Deerfield Township is a township in Cass County, Minnesota, United States. The population was 117 as of the 2020 census. Deerfield Township was named for the large population of deer within its borders.

==Geography==
According to the United States Census Bureau, the township has a total area of 35.9 sqmi, of which 32.4 sqmi is land and 3.5 sqmi (9.86%) is water.

===Lakes===
- Cranberry Lake
- Deer Lake
- Duffy Lake
- First Perch Lake
- First Trestle Lake
- Goose Lake
- Haynes Lake
- Lee Lake
- Long Lake
- North Haynes Lake
- Ox Camp Lake
- Perch Lake
- Pine Mountain Lake (west half)
- Second Perch Lake
- Second Trestle Lake
- Sleepy Island Lake
- Third Perch Lake

===Adjacent townships===
- Hiram Township (north)
- Birch Lake Township (northeast)
- Powers Township (east)
- Pine River Township (southeast)
- Bull Moose Township (south)
- McKinley Township (southwest)
- Badoura Township, Hubbard County (west)
- White Oak Township, Hubbard County (northwest)

==Demographics==
As of the census of 2000, there were 154 people, 53 households, and 41 families residing in the township. The population density was 4.8 PD/sqmi. There were 117 housing units at an average density of 3.6 /sqmi. The racial makeup of the township was 99.35% White and 0.65% Asian.

There were 53 households, out of which 35.8% had children under the age of 18 living with them, 77.4% were married couples living together, 1.9% had a female householder with no husband present, and 20.8% were non-families. 17.0% of all households were made up of individuals, and 9.4% had someone living alone who was 65 years of age or older. The average household size was 2.91 and the average family size was 3.36.

In the township the population was spread out, with 33.1% under the age of 18, 4.5% from 18 to 24, 21.4% from 25 to 44, 24.7% from 45 to 64, and 16.2% who were 65 years of age or older. The median age was 38 years. For every 100 females, there were 105.3 males. For every 100 females age 18 and over, there were 98.1 males.
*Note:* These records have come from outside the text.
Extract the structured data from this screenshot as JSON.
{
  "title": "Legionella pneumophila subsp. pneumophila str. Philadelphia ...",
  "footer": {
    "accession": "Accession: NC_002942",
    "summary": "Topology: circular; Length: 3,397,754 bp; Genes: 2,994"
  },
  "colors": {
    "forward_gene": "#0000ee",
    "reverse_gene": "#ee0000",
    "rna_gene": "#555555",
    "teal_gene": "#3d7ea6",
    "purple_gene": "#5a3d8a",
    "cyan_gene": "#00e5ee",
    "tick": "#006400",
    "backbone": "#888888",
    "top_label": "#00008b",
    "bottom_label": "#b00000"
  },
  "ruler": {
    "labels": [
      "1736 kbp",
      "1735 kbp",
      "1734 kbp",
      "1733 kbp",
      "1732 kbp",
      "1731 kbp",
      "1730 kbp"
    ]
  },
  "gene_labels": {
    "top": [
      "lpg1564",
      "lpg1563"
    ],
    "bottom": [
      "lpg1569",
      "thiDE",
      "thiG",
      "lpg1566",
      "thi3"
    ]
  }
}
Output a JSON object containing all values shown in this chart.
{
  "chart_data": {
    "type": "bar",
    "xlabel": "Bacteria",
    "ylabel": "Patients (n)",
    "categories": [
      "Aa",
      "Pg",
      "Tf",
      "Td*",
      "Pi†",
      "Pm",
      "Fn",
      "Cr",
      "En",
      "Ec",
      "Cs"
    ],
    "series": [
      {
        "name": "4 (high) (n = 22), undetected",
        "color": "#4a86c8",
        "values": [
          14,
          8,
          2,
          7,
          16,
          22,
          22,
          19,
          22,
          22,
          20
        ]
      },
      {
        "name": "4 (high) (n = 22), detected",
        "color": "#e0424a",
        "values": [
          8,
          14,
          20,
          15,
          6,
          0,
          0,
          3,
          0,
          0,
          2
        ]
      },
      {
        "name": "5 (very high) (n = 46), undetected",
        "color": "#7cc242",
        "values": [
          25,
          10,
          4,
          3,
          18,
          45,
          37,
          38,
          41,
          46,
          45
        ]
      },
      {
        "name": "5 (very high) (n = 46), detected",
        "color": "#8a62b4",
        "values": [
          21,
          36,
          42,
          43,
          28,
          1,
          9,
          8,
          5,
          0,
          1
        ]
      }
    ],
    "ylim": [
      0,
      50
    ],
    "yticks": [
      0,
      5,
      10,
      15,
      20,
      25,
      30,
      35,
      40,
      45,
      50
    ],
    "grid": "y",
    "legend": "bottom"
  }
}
The median income for a household in the township was $31,944, and the median income for a family was $32,361. Males had a median income of $16,250 versus $19,583 for females. The per capita income for the township was $13,681. About 4.3% of families and 9.4% of the population were below the poverty line, including 18.9% of those under the age of eighteen and 5.3% of those 65 or over.